Besides the global excess capacity created by continuing over-investment by non-market China, the main reason for the decline in India's investment rate since its peak in 2007-8 is the decline in Household (unincorporated enterprises) investment  in Dwellings and Buildings. The reasons for this are (a) the contradiction between the Union Government's measures against corruption and Black money and the continued LPQ raj in States' Land and Real estate policy, rules and procedures and consequent corruption (b) deflation in construction and housing/real estate which reduces expected return on investment, (c) high real interest rates and (d) policy, regulatory uncertainty in selected sectors. The problem raised in (b) is almost over. Policy solutions for each of the other causes are inherent in the analysis.

Will rising inflation and Current Account Deficit result in a bigger headache for the government?
Rising current account deficit is not an immediate problem but a warning and an opportunity to reform EXIM policy with respect to agriculture and to reform import tariffs and export duties to promote Indian entry into global supply chains through which most manufactured exports now take place. This is also an apposite time to tweak EPZ policy to facilitate the shift of Labor intensive manufacturing from China to India.

Exporters and SMEs have been impacted by demonetization and GST jitters.
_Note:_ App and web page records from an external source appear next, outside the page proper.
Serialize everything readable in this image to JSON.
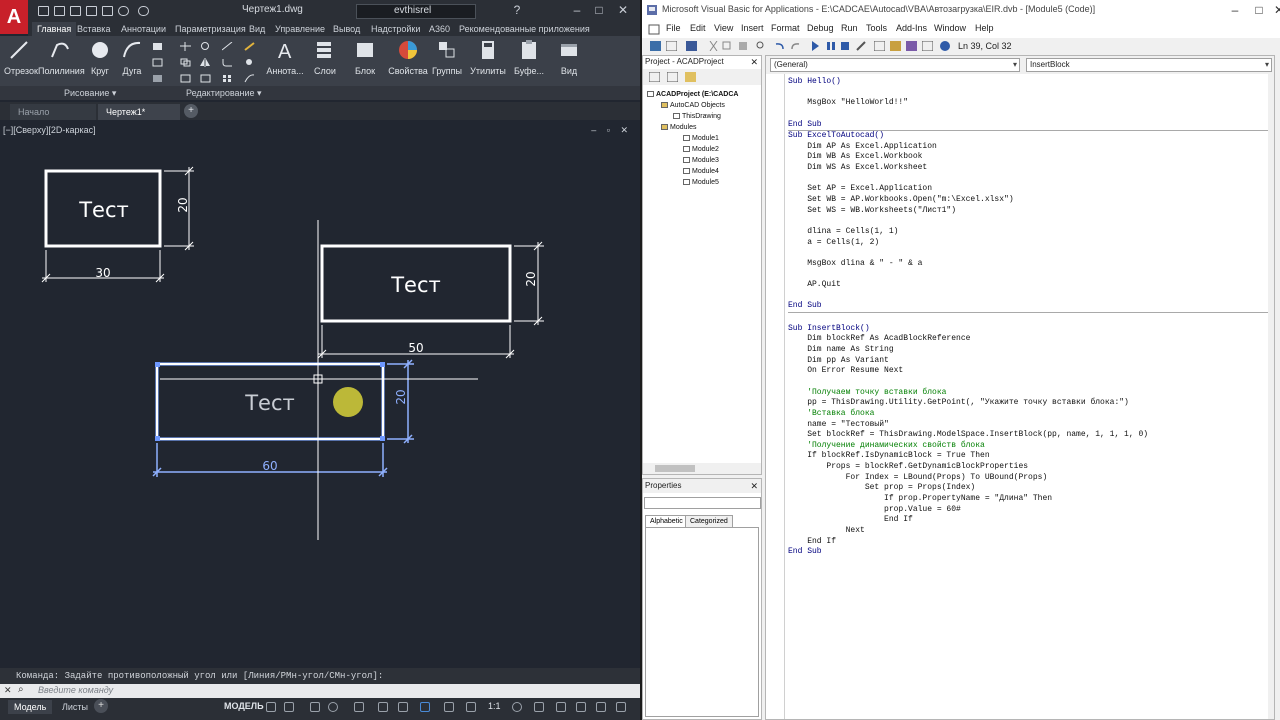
{
  "acad": {
    "logo": "A",
    "doc_title": "Чертеж1.dwg",
    "user": "evthisrel",
    "tabs": [
      "Главная",
      "Вставка",
      "Аннотации",
      "Параметризация",
      "Вид",
      "Управление",
      "Вывод",
      "Надстройки",
      "A360",
      "Рекомендованные приложения"
    ],
    "ribbon_buttons": [
      "Отрезок",
      "Полилиния",
      "Круг",
      "Дуга",
      "Аннота...",
      "Слои",
      "Блок",
      "Свойства",
      "Группы",
      "Утилиты",
      "Буфе...",
      "Вид"
    ],
    "panel_labels": [
      "Рисование ▾",
      "Редактирование ▾"
    ],
    "file_tabs": [
      "Начало",
      "Чертеж1*"
    ],
    "viewport_label": "[−][Сверху][2D-каркас]",
    "drawing": {
      "block1_text": "Тест",
      "block1_w": "30",
      "block1_h": "20",
      "block2_text": "Тест",
      "block2_w": "50",
      "block2_h": "20",
      "block3_text": "Тест",
      "block3_w": "60",
      "block3_h": "20"
    },
    "command_history": "Команда: Задайте противоположный угол или [Линия/РМн-угол/СМн-угол]:",
    "command_placeholder": "Введите команду",
    "layout_tabs": [
      "Модель",
      "Листы"
    ],
    "status_model": "МОДЕЛЬ",
    "status_scale": "1:1"
  },
  "vba": {
    "title": "Microsoft Visual Basic for Applications - E:\\CADCAE\\Autocad\\VBA\\Автозагрузка\\EIR.dvb - [Module5 (Code)]",
    "menu": [
      "File",
      "Edit",
      "View",
      "Insert",
      "Format",
      "Debug",
      "Run",
      "Tools",
      "Add-Ins",
      "Window",
      "Help"
    ],
    "ln_col": "Ln 39, Col 32",
    "project_title": "Project - ACADProject",
    "tree": [
      "ACADProject (E:\\CADCA",
      "AutoCAD Objects",
      "ThisDrawing",
      "Modules",
      "Module1",
      "Module2",
      "Module3",
      "Module4",
      "Module5"
    ],
    "properties_title": "Properties",
    "prop_tabs": [
      "Alphabetic",
      "Categorized"
    ],
    "combo_left": "(General)",
    "combo_right": "InsertBlock",
    "code": [
      {
        "t": "Sub Hello()",
        "c": "kw"
      },
      {
        "t": "",
        "c": ""
      },
      {
        "t": "    MsgBox \"HelloWorld!!\"",
        "c": ""
      },
      {
        "t": "",
        "c": ""
      },
      {
        "t": "End Sub",
        "c": "kw"
      },
      {
        "t": "---",
        "c": "sep"
      },
      {
        "t": "Sub ExcelToAutocad()",
        "c": "kw"
      },
      {
        "t": "    Dim AP As Excel.Application",
        "c": ""
      },
      {
        "t": "    Dim WB As Excel.Workbook",
        "c": ""
      },
      {
        "t": "    Dim WS As Excel.Worksheet",
        "c": ""
      },
      {
        "t": "",
        "c": ""
      },
      {
        "t": "    Set AP = Excel.Application",
        "c": ""
      },
      {
        "t": "    Set WB = AP.Workbooks.Open(\"m:\\Excel.xlsx\")",
        "c": ""
      },
      {
        "t": "    Set WS = WB.Worksheets(\"Лист1\")",
        "c": ""
      },
      {
        "t": "",
        "c": ""
      },
      {
        "t": "    dlina = Cells(1, 1)",
        "c": ""
      },
      {
        "t": "    a = Cells(1, 2)",
        "c": ""
      },
      {
        "t": "",
        "c": ""
      },
      {
        "t": "    MsgBox dlina & \" - \" & a",
        "c": ""
      },
      {
        "t": "",
        "c": ""
      },
      {
        "t": "    AP.Quit",
        "c": ""
      },
      {
        "t": "",
        "c": ""
      },
      {
        "t": "End Sub",
        "c": "kw"
      },
      {
        "t": "---",
        "c": "sep"
      },
      {
        "t": "",
        "c": ""
      },
      {
        "t": "Sub InsertBlock()",
        "c": "kw"
      },
      {
        "t": "    Dim blockRef As AcadBlockReference",
        "c": ""
      },
      {
        "t": "    Dim name As String",
        "c": ""
      },
      {
        "t": "    Dim pp As Variant",
        "c": ""
      },
      {
        "t": "    On Error Resume Next",
        "c": ""
      },
      {
        "t": "",
        "c": ""
      },
      {
        "t": "    'Получаем точку вставки блока",
        "c": "cm"
      },
      {
        "t": "    pp = ThisDrawing.Utility.GetPoint(, \"Укажите точку вставки блока:\")",
        "c": ""
      },
      {
        "t": "    'Вставка блока",
        "c": "cm"
      },
      {
        "t": "    name = \"Тестовый\"",
        "c": ""
      },
      {
        "t": "    Set blockRef = ThisDrawing.ModelSpace.InsertBlock(pp, name, 1, 1, 1, 0)",
        "c": ""
      },
      {
        "t": "    'Получение динамических свойств блока",
        "c": "cm"
      },
      {
        "t": "    If blockRef.IsDynamicBlock = True Then",
        "c": ""
      },
      {
        "t": "        Props = blockRef.GetDynamicBlockProperties",
        "c": ""
      },
      {
        "t": "            For Index = LBound(Props) To UBound(Props)",
        "c": ""
      },
      {
        "t": "                Set prop = Props(Index)",
        "c": ""
      },
      {
        "t": "                    If prop.PropertyName = \"Длина\" Then",
        "c": ""
      },
      {
        "t": "                    prop.Value = 60#",
        "c": ""
      },
      {
        "t": "                    End If",
        "c": ""
      },
      {
        "t": "            Next",
        "c": ""
      },
      {
        "t": "    End If",
        "c": ""
      },
      {
        "t": "End Sub",
        "c": "kw"
      }
    ]
  }
}
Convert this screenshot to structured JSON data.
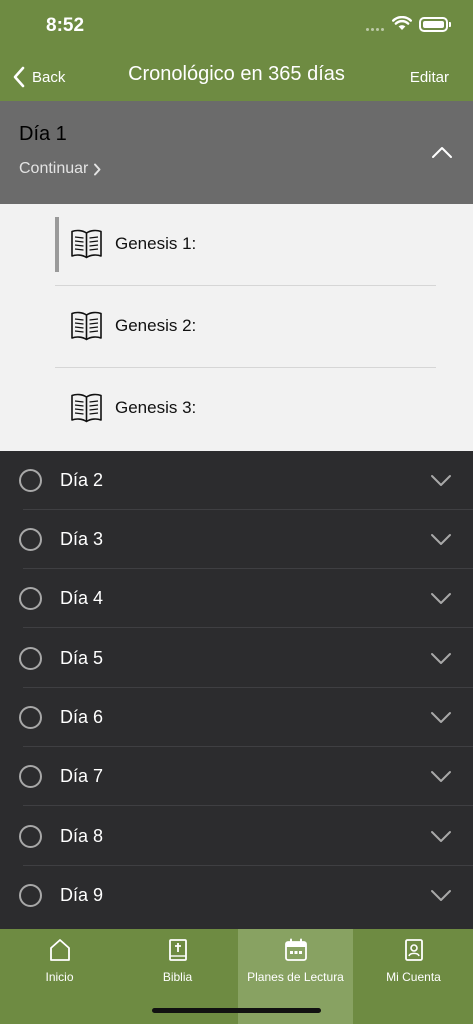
{
  "status_bar": {
    "time": "8:52"
  },
  "nav": {
    "back_label": "Back",
    "title": "Cronológico en 365 días",
    "edit_label": "Editar"
  },
  "expanded_day": {
    "title": "Día 1",
    "continue_label": "Continuar",
    "readings": [
      {
        "label": "Genesis 1:",
        "current": true
      },
      {
        "label": "Genesis 2:",
        "current": false
      },
      {
        "label": "Genesis 3:",
        "current": false
      }
    ]
  },
  "days": [
    {
      "label": "Día 2"
    },
    {
      "label": "Día 3"
    },
    {
      "label": "Día 4"
    },
    {
      "label": "Día 5"
    },
    {
      "label": "Día 6"
    },
    {
      "label": "Día 7"
    },
    {
      "label": "Día 8"
    },
    {
      "label": "Día 9"
    }
  ],
  "tabs": [
    {
      "label": "Inicio",
      "icon": "home-icon"
    },
    {
      "label": "Biblia",
      "icon": "bible-icon"
    },
    {
      "label": "Planes de Lectura",
      "icon": "calendar-icon",
      "active": true
    },
    {
      "label": "Mi Cuenta",
      "icon": "account-icon"
    }
  ],
  "colors": {
    "header_green": "#6e8b42",
    "active_tab": "#88a262",
    "day_header": "#6b6b6b",
    "list_bg": "#2c2c2e",
    "readings_bg": "#f2f2f2"
  }
}
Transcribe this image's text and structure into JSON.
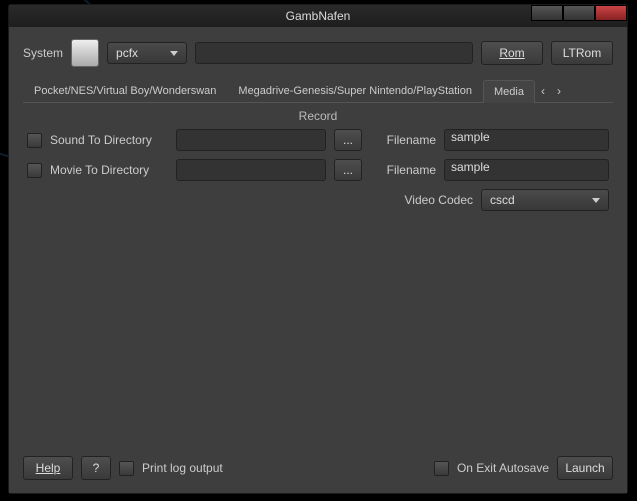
{
  "window": {
    "title": "GambNafen"
  },
  "top": {
    "system_label": "System",
    "system_value": "pcfx",
    "rom_btn": "Rom",
    "ltrom_btn": "LTRom"
  },
  "tabs": [
    "Pocket/NES/Virtual Boy/Wonderswan",
    "Megadrive-Genesis/Super Nintendo/PlayStation",
    "Media"
  ],
  "record": {
    "title": "Record",
    "sound_label": "Sound To Directory",
    "movie_label": "Movie To Directory",
    "browse": "...",
    "filename_label": "Filename",
    "sound_filename": "sample",
    "movie_filename": "sample",
    "codec_label": "Video Codec",
    "codec_value": "cscd"
  },
  "bottom": {
    "help": "Help",
    "question": "?",
    "printlog": "Print log output",
    "autosave": "On Exit Autosave",
    "launch": "Launch"
  }
}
What could be done to revive them.
The best way to support SMEs is through a dramatic simplification of the GST:
This includes the elimination of new bureaucratic procedures relating to intra-state transport of goods and inter-state supply of services, excessive reporting requirements, multiple rates on single/similar goods and services and single rate on all goods and services that are inputs into production. The GST policy on exports is and must be changed to one used by 99% of countries with VAT/GST systems of indirect taxation.

What reforms at this juncture should government take to help the economy?
Besides the reforms listed above, the Bankruptcy law and NPA resolution should be expedited, agriculture trade and stocking decontrolled to promote jobs, education controls replaced by modern regulations to reduce the outflow of students abroad, and medical tourism visa system stream-lined in co-operation with approved hospitals.

GDP growth was at six percent in Q3 2014-15 and peaked at 9.1 percent in Q4 that year. The lack of reforms and policy mistakes led to a decline in GDP over the last six quarters and 5.7 percent for the second quarter of FY 2017-18 is the slowest since the Modi government took power.
Investment has dropped below 30% of the GDP. Industrial growth is at a five-year low, investment actvity has dropped below 30% of GDP
IIP: Growth in the first quarter of FY 2017-18 plummeted to 1.2% from 4,5% a year ago, bogged down by the lingering effects of demonetisation and the GST rollout.
Factory output measured in terms of Index of Industrial Production declined by 0.2 percent in June.
Manufacturing: Makes up 77.6% of IIP. Decele- rated sharply to 0.1 percent in July 2017 compared to 5.3 percent in the same period in 2016.

CPSEs to push capital expenditure
The government is looking at increased public spending to boost growth, with Finance Minister Arun Jaitley addressing CPSEs earlier this week. Heads of major CPSEs in sectors like petroleum, defence, power, road transport, railways, coal, mines, steel and atomic energy have assured the government of raising capital expenditure by an additional Rs 25,000 crore.

India growth outlook lowered to 7% for 2017-18
The Asian Development Bank has slashed India's GDP forecast to 7 percent from 7.4 percent, owing to weakness in private consumption, manufacturing output and business investment. However, the Asian Development Outlook 2017 remains bullish on growth gaing traction on reforms. Private consumption is expected to pick up on the back of low inflation and anticipated wage hikes. Manufacturing is also likely to bounce back as the sector adjusts to the new tax regime.